July 2, 2024

I’m not sure what it was that first drew me to the Argentine national team. When I was 12 years old, the first book I chose to read was Jimmy Burns’ amazing biography of Diego Maradona. I recall finishing school on Friday and hurrying home to ask my parents if they had purchased the book, which I subsequently read over the weekend. As a ten-year-old, I also kept an Argentina or Maradona scrapbook with images and newspaper cuttings during the 1994 World Cup, and I was devastated when he was ejected from the tournament.

Diego Maradona' Review

Despite his numerous off-field mistakes, Diego Maradona has long been my football hero. I initially became aware of the British public’s hatred for Maradona when I was very young, but I didn’t understand why. England’s elimination from the 1986 World Cup had little impact on me because I was two years old at the time. So my first exposure to Maradona came from clips and footage of this incredibly great footballer. He accomplished stuff with a football that I hadn’t seen before. So he handballed a goal in. So, what? Wouldn’t we all behave similarly in the same situation? I remember Paul Scholes handballing.He scored two goals in one game against Poland in a qualifier in the late 1990s, but he does not face the same level of hostility. If cheating only matters on occasion, football morals are out the window. As for the off-field flaws, I am not defending them, but they only enhance to my admiration. I have a great regard for someone who can play the way he did in the mid-1980s while consuming that much cocaine. A sort of material you bring to the world that does everything so perfectly.
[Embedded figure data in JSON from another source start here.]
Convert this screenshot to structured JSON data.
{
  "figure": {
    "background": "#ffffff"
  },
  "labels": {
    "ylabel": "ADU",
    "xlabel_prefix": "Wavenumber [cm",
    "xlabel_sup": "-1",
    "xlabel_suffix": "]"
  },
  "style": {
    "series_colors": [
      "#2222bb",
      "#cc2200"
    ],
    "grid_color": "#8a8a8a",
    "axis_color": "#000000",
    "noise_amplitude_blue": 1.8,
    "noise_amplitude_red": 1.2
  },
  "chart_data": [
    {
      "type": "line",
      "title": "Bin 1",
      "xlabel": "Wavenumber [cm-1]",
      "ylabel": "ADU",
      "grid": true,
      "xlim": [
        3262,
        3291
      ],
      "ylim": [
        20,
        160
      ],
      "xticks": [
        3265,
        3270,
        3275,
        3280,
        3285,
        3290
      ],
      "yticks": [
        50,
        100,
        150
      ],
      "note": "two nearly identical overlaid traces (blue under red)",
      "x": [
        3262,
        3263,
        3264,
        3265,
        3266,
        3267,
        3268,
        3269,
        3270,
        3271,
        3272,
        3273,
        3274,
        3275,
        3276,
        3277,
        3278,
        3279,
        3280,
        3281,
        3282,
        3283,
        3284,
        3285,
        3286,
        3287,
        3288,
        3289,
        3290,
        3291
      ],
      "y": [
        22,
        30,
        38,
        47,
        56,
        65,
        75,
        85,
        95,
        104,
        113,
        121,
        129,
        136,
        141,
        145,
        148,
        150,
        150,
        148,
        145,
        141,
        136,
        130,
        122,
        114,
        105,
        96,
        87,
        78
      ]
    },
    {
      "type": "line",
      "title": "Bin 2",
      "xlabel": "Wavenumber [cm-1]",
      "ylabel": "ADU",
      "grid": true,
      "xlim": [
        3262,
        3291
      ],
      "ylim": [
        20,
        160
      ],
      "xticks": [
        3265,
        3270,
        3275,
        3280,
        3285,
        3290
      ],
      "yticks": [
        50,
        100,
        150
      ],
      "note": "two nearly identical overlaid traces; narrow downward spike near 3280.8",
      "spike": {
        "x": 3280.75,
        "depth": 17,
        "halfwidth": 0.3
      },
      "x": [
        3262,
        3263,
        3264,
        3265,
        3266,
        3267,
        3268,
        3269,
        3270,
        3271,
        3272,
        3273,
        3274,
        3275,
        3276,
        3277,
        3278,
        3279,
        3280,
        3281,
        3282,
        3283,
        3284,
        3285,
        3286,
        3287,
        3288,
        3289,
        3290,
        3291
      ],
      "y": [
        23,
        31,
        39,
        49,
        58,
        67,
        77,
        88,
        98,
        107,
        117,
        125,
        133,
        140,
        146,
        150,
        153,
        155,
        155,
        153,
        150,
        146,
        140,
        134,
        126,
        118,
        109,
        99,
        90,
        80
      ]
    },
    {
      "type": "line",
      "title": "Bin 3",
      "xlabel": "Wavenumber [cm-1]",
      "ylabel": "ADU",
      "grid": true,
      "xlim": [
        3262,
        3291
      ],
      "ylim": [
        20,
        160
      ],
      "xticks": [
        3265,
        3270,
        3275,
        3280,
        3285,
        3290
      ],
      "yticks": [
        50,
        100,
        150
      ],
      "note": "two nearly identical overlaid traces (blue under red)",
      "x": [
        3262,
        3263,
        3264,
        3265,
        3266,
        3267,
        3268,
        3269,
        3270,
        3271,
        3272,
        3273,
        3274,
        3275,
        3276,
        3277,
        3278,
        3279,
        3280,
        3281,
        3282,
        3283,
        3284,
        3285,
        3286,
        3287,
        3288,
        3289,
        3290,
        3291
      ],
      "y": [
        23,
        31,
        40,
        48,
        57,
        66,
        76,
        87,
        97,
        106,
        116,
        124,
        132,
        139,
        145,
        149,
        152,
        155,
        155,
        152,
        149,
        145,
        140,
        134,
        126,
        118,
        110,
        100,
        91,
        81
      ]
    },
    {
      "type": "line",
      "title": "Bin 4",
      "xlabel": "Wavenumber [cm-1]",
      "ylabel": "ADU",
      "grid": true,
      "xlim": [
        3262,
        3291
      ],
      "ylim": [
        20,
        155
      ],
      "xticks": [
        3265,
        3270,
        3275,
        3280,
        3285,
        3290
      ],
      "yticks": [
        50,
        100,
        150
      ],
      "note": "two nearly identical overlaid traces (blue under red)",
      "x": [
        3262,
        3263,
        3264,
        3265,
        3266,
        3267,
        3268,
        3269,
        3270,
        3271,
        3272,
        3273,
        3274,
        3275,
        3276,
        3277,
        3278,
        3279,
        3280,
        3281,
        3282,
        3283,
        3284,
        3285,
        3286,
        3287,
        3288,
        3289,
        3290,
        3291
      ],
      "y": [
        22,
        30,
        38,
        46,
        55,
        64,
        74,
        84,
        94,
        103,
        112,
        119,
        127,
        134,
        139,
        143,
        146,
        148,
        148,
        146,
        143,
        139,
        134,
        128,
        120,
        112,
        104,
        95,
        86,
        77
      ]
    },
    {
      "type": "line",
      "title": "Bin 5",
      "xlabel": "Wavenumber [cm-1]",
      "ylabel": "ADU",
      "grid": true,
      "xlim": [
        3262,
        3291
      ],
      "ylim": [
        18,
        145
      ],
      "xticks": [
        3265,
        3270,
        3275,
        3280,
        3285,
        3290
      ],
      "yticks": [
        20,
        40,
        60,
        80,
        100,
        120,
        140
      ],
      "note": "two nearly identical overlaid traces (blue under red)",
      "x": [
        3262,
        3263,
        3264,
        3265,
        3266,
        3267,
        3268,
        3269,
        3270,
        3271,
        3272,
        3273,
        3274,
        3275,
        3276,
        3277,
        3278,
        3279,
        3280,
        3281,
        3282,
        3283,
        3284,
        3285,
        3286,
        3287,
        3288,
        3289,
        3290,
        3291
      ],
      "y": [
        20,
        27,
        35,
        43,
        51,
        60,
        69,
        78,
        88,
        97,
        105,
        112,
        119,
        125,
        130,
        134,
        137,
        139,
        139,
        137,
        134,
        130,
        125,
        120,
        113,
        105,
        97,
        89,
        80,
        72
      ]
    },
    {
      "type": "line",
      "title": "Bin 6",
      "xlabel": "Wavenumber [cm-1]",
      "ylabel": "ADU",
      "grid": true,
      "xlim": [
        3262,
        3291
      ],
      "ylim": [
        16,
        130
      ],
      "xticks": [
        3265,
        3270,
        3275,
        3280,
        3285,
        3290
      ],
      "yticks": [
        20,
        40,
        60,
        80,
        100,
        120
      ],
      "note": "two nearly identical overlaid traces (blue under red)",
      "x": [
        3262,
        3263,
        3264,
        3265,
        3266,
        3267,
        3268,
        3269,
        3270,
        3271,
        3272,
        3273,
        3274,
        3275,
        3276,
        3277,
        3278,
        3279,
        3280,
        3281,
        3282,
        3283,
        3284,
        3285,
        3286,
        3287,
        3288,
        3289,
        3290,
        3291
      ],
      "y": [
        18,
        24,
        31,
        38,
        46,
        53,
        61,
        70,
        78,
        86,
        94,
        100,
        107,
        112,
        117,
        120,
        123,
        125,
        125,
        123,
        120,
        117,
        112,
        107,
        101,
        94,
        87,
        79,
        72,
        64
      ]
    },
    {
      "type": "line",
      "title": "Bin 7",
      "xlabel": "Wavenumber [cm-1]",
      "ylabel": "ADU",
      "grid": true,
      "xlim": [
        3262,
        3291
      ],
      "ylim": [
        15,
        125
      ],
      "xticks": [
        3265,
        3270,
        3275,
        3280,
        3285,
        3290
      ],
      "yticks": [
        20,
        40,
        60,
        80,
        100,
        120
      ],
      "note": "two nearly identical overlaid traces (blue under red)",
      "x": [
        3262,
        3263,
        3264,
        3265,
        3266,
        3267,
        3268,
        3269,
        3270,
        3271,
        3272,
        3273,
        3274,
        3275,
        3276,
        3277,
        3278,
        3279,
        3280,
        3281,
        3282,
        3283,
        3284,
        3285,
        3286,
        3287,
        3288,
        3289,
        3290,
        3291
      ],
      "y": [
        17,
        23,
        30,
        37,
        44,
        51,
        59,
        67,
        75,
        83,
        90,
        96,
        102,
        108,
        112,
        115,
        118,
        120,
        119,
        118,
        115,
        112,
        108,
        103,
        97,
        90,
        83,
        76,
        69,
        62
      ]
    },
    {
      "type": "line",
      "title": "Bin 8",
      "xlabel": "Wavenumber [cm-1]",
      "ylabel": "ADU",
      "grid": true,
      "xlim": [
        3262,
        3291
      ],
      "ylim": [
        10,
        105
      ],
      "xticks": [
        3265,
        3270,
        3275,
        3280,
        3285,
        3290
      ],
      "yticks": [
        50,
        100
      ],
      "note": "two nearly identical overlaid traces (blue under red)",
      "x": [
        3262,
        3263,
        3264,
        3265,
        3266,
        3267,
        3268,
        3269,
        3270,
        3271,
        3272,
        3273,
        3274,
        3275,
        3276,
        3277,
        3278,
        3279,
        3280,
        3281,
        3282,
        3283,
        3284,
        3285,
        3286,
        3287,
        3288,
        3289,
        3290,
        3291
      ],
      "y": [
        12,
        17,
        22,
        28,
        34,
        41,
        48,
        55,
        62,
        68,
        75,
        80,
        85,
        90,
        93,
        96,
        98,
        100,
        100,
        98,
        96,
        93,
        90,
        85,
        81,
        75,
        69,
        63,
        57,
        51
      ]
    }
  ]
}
So, my love affair with Argentina began in the mid-1990s. I recall being unable to look as Gabriel Batistuta stepped up to take a penalty against Romania at USA 94 and moping off to bed as a disappointed ten-year-old when they were defeated by a fantastic Hagi-inspired Romanian team. My father brought home a video of a first-round Copa América game versus Argentina that a coworker had recorded from Sky. The obsessive monthly wait for World Soccer to be released so I could flip straight to the ArgentineSection and league tables. Keeping up with football from so far away was difficult before the internet. Getting up at 7 or 8 a.m. every Saturday to watch Transworld Sport on Channel 4 in order to view a Diego Latorre goal at La Bombonera for a mere two minutes. I began collecting videos of previous World Cups and recording any Maradona documentary on television so that I could watch it over and over.